There are fundamental differences between the GPU targets and there are incidental ones. To the extent we can abstract over the differences, we get to reuse optimisations and testing across the targets.
GPUs are vector machines modelled as SIMT in IR. This spawns a bunch of architecture specific intrinsics for things like thread id in warp or warp level shuffles. At least one for amdgpu and one for nvptx.
Openmp has largely dealt with this by emitting calls into a runtime library with implementations that dispatch to the architecture specific intrinsic, thus the openmp optimisations act in part on those runtime functions.
I believe HIP uses header files that dispatch to the amdgpu intrinsic. I’m unclear what the story for running HIP on nvptx is there. Fortran won’t be using C++ header files and probably has it’s own dispatch layer, hopefully in MLIR somewhere.
Libc has it’s own header abstracting over these with link time selection of the target architecture.

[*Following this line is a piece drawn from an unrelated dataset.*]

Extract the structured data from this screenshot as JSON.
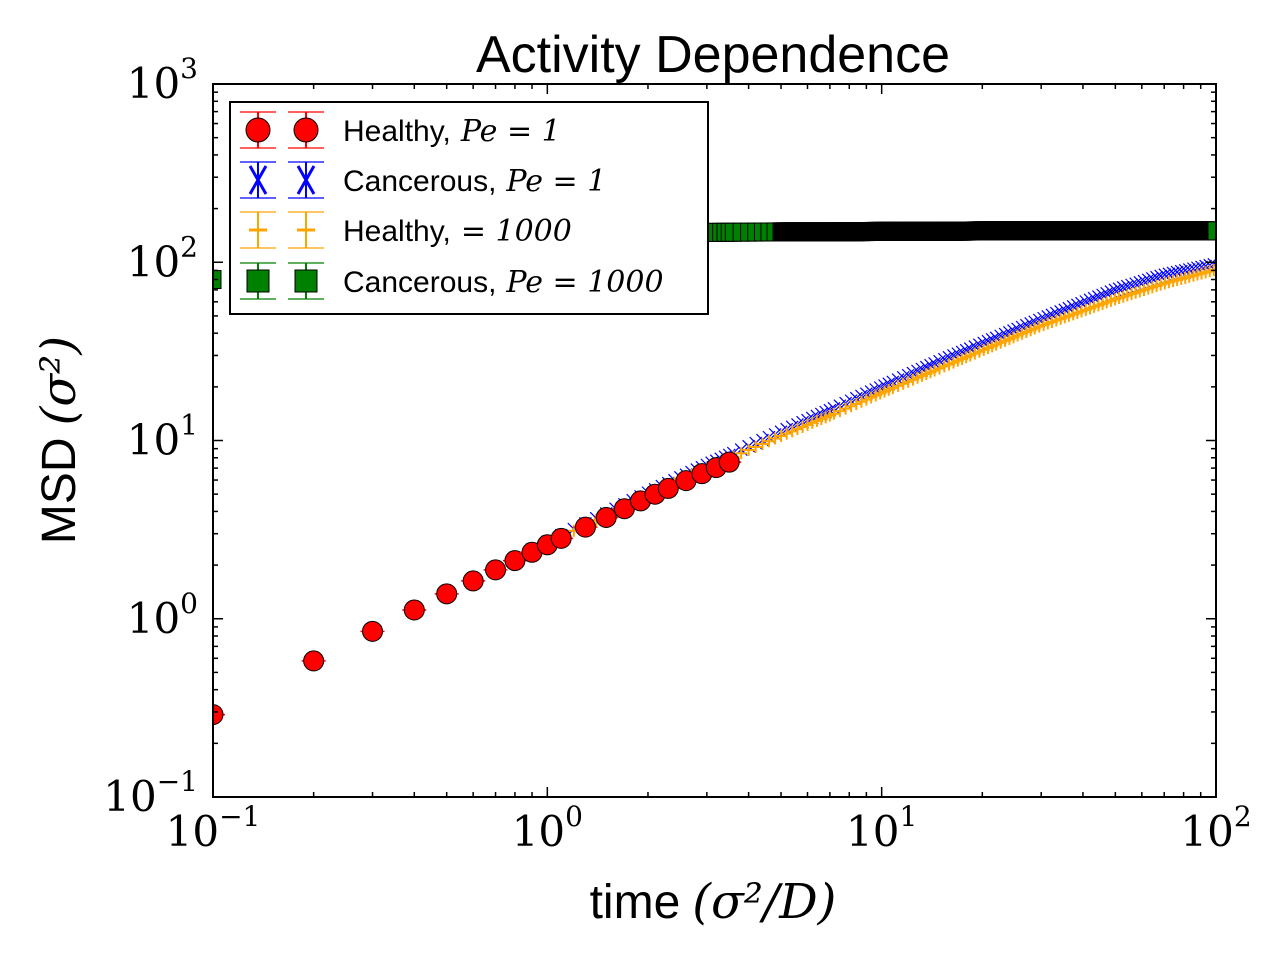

I wish to collapse this divergence into the following and am seeking to uncover support or opposition:
1/ add a llvm.gpu.name intrinsic for each of these things
2/ add a codegen IR pass that lowers those intrinsics to the target specific ones, doing some limited impedance matching as required
3/ call that pass (early) from amdgpu and nvptx codegen
4/ add trivial clang builtins that expand to the llvm intrinsics
5/ patches to fold the existing divergence onto these as one goes along
This is architecture independent until the back end and provides a common substrate for the GPU programming languages to rely on. The work is mechanical, most of the mental energy probably goes on choosing names for the intrinsics that annoy all parties equally.